The bright stick trapped, the breeze adding a third
Party to the couple kissing on an old seat,
And a bird gathering materials for the nest for the Word
Eloquently new and abandoned to its delirious beat.
O unworn world enrapture me, encapture me in a web
Of fabulous grass and eternal voices by a beech,
Feed the gaping need of my senses, give me ad lib
To pray unselfconsciously with overflowing speech
For this soul needs to be honoured with a new dress woven
From green and blue things and arguments that cannot be proven.

___________________

MIRROR IN FEBRUARY
—Thomas Kinsella

The day dawns, with scent of must and rain,
Of opened soil, dark trees, dry bedroom air.
Under the fading lamp, half dressed—my brain
Idling on some compulsive fantasy—
I towel my shaven jaw and stop, and stare,
Riveted by a dark exhausted eye,
A dry downturning mouth.
It seems again that it is time to learn,

In this untiring, crumbling place of growth

To which, for the time being, I return.

Now plainly in the mirror of my soul

I read that I have looked my last on youth

And little more; for they are not made whole

That reach the age of Christ.

Below my window the wakening trees,

Hacked clean for better bearing, stand defaced 

Suffering their brute necessities;

And how should the flesh not quail, that span for span 

Is mutilated more?

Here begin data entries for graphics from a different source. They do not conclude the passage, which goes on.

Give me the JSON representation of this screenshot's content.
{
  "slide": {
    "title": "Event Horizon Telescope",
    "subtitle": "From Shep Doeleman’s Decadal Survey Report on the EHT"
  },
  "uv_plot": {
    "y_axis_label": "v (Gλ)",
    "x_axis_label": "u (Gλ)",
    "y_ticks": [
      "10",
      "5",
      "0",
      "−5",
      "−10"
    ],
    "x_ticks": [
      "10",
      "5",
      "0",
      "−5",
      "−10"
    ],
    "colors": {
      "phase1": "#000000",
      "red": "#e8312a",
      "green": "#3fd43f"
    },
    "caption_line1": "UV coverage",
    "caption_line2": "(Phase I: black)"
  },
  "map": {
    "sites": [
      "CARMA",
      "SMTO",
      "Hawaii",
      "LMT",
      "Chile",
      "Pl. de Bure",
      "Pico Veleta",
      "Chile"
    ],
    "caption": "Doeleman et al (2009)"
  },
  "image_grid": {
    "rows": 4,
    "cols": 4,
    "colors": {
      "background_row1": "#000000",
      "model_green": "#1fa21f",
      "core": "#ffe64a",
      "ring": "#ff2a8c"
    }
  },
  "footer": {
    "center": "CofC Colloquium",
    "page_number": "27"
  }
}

In slow distaste

I fold my towel with what grace I can,

Not young, and not renewable, but man.

__________________

MY COUNTRY IN DARKNESS
—Eavan Boland

After the wolves and before the elms
the bardic order ended in Ireland.

Only a few remained to continue
a dead art in a dying land:

This is a man
on the road from Youghal to Cahirmoyle.
He has no comfort, no food and no future.
He has no fire to recite his friendless measures by.
His riddles and flatteries will have no reward.
His patrons sheath their swords in Flanders and Madrid.

Reader of poems, lover of poetry—
in case you thought this was a gentle art
follow this man on a moonless night
to the wretched bed he will have to make:

The Gaelic world stretches out under a hawthorn tree
and burns in the rain. This is its home,
its last frail shelter. All of it—
Limerick, the Wild Geese and what went before—
falters into cadence before he sleeps:
He shuts his eyes. Darkness falls on it.

____________________

A CELTIC BLESSING
—Anonymous

May the light of your soul guide you. 

May the light of your soul bless the work that you do 

with the secret love and warmth of your heart. 

May you see in what you do the beauty of your own soul. 

May the sacredness of your work bring healing, light 

and renewal to those who work with you 

and to those who see and receive your work. 

May your work never weary you. 

May it release within you wellsprings of 

refreshment, inspiration and excitement. 

May you be present in what you do. 

May you never become lost in bland absences. 

May the day never burden. 

May dawn find you awake and alert, 

approaching your new day with dreams, possibilities and promises. 

May evening find you gracious and fulfilled. 

May you go into the night blessed, sheltered and protected. 

May your soul calm, console and renew you.

____________________

Today's LittleNip:

CLOTHS OF HEAVEN
—W.B. Yeats

Had I the heavens’ embroidered cloths,

Enwrought with golden and silver light,

The blue and the dim and the dark cloths

Of night and light and the half light,

I would spread the cloths under your feet:

But I, being poor, have only my dreams;

I have spread my dreams under your feet;

Tread softly because you tread on my dreams.